I stress that I am not Simon Schama or Robert Hughes. I honestly have no idea what Goya had in mind when he painted this, nor whether he intended the giant in the picture to be literal or allegorical or what. What I can tell you though is what I get from this picture (because, Goddammit, this is my blog and I'll post what I want).
When I look at this picture, the Giant seems to me to be the epitome of sadness. You get some idea of the scale which is intended from the tiny cluster of houses and a church in the mid-foreground (they don't really show up on the jpeg version I'm afraid). Given both the scale and physique of the Giant, it's clear it is the epitome of invulnerability: the concepts on offer in the picture give no reason for thinking its physical security could ever be endangered. But (and this is where the sadness appears) this strength seems to be more of a curse than a blessing. Its sheer size means it will be terrifying to any community it encounters. Whatever it might do to interact with a person or thing - by way of physical contact or even communication - will likely destroy them. And there is no sign of another being of a similar nature to share its sadness.

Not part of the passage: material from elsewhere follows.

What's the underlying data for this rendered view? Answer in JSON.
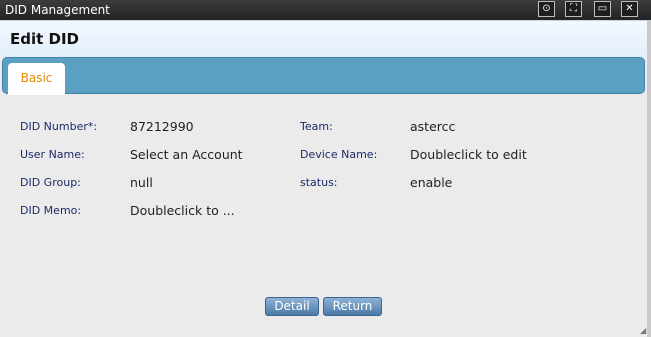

In effect, the Giant seems to be an entity which has acquired all the traits of a God except the capacity to interact with Creation save to destroy it. One thinks, perhaps, of the words attributed (almost certainly falsely) to Alexander the Great:
Which may explain the body language in the picture: the slumped shoulders of lassitude and utter boredom, and the head turning, desperately hoping to hear something intended for its own ears.
Perhaps this is the saddest thing imaginable: Having achieved the ne plus ultra in invulnerability, it lies upon him like a curse which cannot be lifted. One looks, and finds no exit.